HR will add value to management where leaders recognise this human dimension of corporate structure. It is not only about happiness at work, though that matters to productivity, co-operation and low staff turnover, it is also about correct management of critical changes, understanding the company’s employment relations landscape, recognising influential personalities and conflicting agendas, and crucially knowing how to grow, reward and retain the best people.
A related issue is that many, perhaps most, larger businesses are disconnected internally. The challenge is finding out what helps and hinders joining up the silos people often work within. Leaders may be blind to local people factors that work against achieving a connected business. Top leaders are often let down by middle and junior management who either do not fully buy in to the messages from the top or choose to play by their own rules. Focus group feedback often picks up on this as a key area of employee dissatisfaction with management, and, as they always say, people join companies but leave managers!
How many HR professionals feel these issues are high on the corporate agenda? It may well be those who feel their input is truly valued are in the minority.
The challenge is how to encourage holistic management. Taking a broad view of what makes a business flourish and compete well, or go under. To not give adequate time and priority to internal relationships is a serious gap in management. It also impedes effective internal collaboration, which may in turn prove disastrous in managing projects, delivery of services or goods to time, controlling budgets, and most importantly not identifying excellent business opportunities.
Do HR have the confidence to tell the story persuasively? To demonstrate value day by day in decision processes? What may make the difference for HR professionals who struggle?
Ideally the story is told best by employees themselves, given the voice to do so. Focus groups, forums, and any means to gather thinking people together in a structured way to share ideas and perspectives will enhance a leader's understanding what his people think of him/her and the business. Surveys just don't seem to have the same impact. They may deliver a numerical picture of participation and satisfaction but is it enough to make leaders stop and think? Usually not.

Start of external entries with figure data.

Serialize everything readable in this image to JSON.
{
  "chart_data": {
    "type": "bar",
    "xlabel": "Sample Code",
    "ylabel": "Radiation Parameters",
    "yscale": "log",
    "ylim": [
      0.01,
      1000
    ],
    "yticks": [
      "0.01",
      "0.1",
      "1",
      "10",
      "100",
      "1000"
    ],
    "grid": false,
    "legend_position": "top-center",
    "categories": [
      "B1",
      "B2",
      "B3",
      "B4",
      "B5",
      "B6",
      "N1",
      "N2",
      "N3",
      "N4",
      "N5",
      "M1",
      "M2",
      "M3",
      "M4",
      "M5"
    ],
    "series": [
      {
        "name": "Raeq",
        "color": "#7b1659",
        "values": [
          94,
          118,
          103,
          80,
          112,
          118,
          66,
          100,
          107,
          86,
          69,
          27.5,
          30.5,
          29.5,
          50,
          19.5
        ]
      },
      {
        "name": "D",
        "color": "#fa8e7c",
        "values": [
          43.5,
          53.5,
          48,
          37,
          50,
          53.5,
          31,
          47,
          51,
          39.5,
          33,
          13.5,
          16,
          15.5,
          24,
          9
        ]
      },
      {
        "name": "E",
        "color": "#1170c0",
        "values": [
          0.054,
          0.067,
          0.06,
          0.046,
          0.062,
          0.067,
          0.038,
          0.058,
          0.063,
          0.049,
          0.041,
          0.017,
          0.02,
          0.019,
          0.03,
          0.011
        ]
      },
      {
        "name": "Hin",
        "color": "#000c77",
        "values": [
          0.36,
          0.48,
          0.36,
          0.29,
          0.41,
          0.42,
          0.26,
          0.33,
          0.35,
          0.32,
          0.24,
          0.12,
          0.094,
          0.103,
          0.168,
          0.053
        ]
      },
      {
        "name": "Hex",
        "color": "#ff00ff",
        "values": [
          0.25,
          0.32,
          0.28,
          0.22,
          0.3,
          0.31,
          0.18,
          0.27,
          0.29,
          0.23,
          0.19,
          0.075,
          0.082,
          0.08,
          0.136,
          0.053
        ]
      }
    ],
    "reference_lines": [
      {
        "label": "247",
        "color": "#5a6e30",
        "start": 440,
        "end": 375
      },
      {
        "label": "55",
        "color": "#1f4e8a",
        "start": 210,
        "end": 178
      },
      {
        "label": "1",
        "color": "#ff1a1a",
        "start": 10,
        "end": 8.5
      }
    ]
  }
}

Forbury People has seen some very interesting feedback and outcomes from facilitated focus groups. These may set the scene for changes that will be positively received to make a business sustainable; may enable thoughtful decisions to recognise or de-recognise trade unions; to reform employee relations; or identify management weaknesses, inefficiencies and operational failures.
At Clarkslegal we many years ago helped support a grass roots based change programme as part of what was then highlighted as an innovative partnership of Blue Circle with its trade unions. Sometimes employee working groups or action teams can see more clearly where efficiencies can be achieved and job security improved for most employees. It is all a question of giving employees a voice and a process to express themselves. Done right it can pay off very well indeed for the business. A lot better than just fighting fires when things go wrong that some open discussion would have flagged up early.
HR is still a relatively new profession developing its corporate purpose and recognised skill sets. Ultimately it needs to be seen that HR is above all about Human Relationships, and while pay, policies, process and implementing personnel decisions may be for many in HR all part of the necessary day job, there is huge value in keeping focus on the personal dynamics of what drives people to achieve or leave.
If relationships and their thoughtful management can be a higher priority throughout the organisation, then the “Human Relationship” specialists can play their important part in making organisations work better and more collaboratively.
Forbury People can be an ally to both HR and business leaders in helping move all levels of management to appreciating and therefore better managing the human dimensions of the workplace.